By the no-hair theorem, a black hole can only have three fundamental properties: mass, electric charge and angular momentum (spin). It is believed that black holes formed in nature all have spin, but no definite observation on the spin have been performed. The spin of a stellar black hole is due to the conservation of angular momentum of the star that produced it.
The collapse of a star is a natural process that can produce a black hole. It is inevitable at the end of the life of a star, when all stellar energy sources are exhausted. If the mass of the collapsing part of the star is below a certain critical value, the end product is a compact star, either a white dwarf or a neutron star. Both these stars have a maximum mass. So if the collapsing star has a mass exceeding this limit, the collapse will continue forever (catastrophic gravitational collapse) and form a black hole.

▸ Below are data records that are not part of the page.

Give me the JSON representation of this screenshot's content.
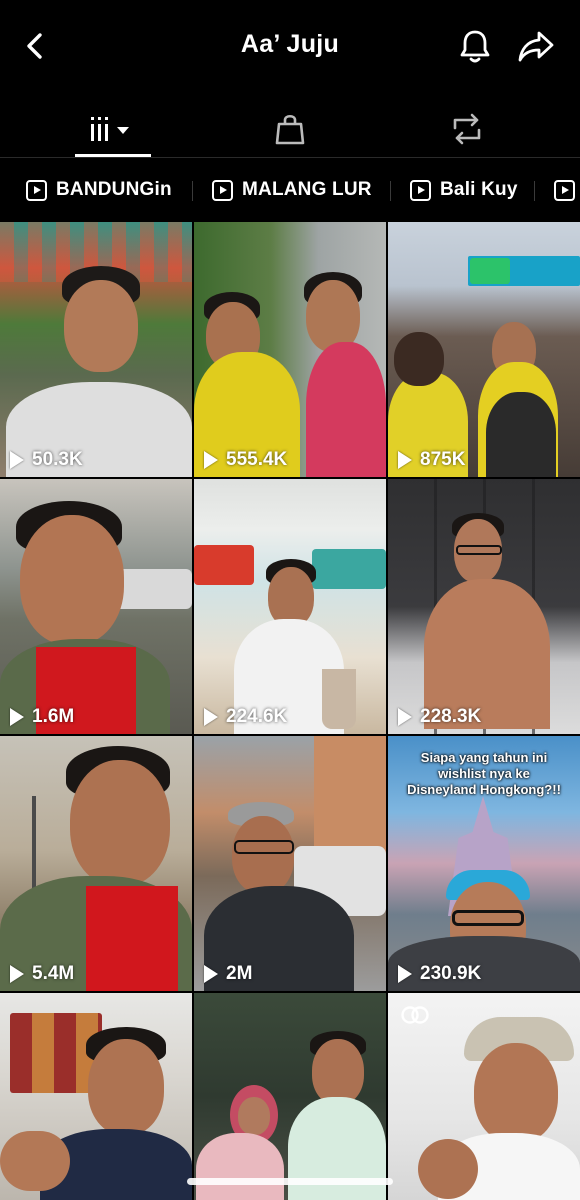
{
  "header": {
    "title": "Aa’ Juju",
    "back_icon": "chevron-left-icon",
    "bell_icon": "bell-icon",
    "share_icon": "share-arrow-icon"
  },
  "tabs": [
    {
      "name": "videos",
      "icon": "grid-sort-icon",
      "active": true
    },
    {
      "name": "shop",
      "icon": "shopping-bag-icon",
      "active": false
    },
    {
      "name": "reposts",
      "icon": "repost-icon",
      "active": false
    }
  ],
  "playlists": [
    {
      "label": "BANDUNGin"
    },
    {
      "label": "MALANG LUR"
    },
    {
      "label": "Bali Kuy"
    },
    {
      "label": ""
    }
  ],
  "videos": [
    {
      "views": "50.3K"
    },
    {
      "views": "555.4K"
    },
    {
      "views": "875K"
    },
    {
      "views": "1.6M"
    },
    {
      "views": "224.6K"
    },
    {
      "views": "228.3K"
    },
    {
      "views": "5.4M"
    },
    {
      "views": "2M"
    },
    {
      "views": "230.9K",
      "overlay": "Siapa yang tahun ini wishlist nya ke Disneyland Hongkong?!!"
    },
    {
      "views": ""
    },
    {
      "views": ""
    },
    {
      "views": "",
      "icon": "loop-icon"
    }
  ],
  "colors": {
    "background": "#000000",
    "text": "#ffffff",
    "divider": "#2a2a2a"
  }
}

A black hole is a region of spacetime whose gravitational field is so strong that nothing which enters it, not even light, can escape. The theory of general relativity predicts that a sufficiently compact mass will deform spacetime to form a black hole. Around a black hole there is a mathematically defined surface called an event horizon that marks the point of no return. It is called "black" because it absorbs all the light that hits the horizon, reflecting nothing, just like a perfect black body in thermodynamics.Quantum mechanics predicts that black holes emit radiation like a black body with a finite temperature. This temperature is inversely proportional to the mass of the black hole, making it difficult to observe this radiation for black holes of stellar mass or greater.
Objects whose gravity field is too strong for light to escape were first considered in the 18th century by John Michell and Pierre-Simon Laplace. The first modern solution of general relativity that would characterize a black hole was found by Karl Schwarzschild in 1916, although its interpretation as a region of space from which nothing can escape was not fully appreciated for another four decades. Long considered a mathematical curiosity, it was during the 1960s that theoretical work showed black holes were a generic prediction of general relativity. The discovery of neutron stars sparked interest in gravitationally collapsed compact objects as a possible astrophysical reality.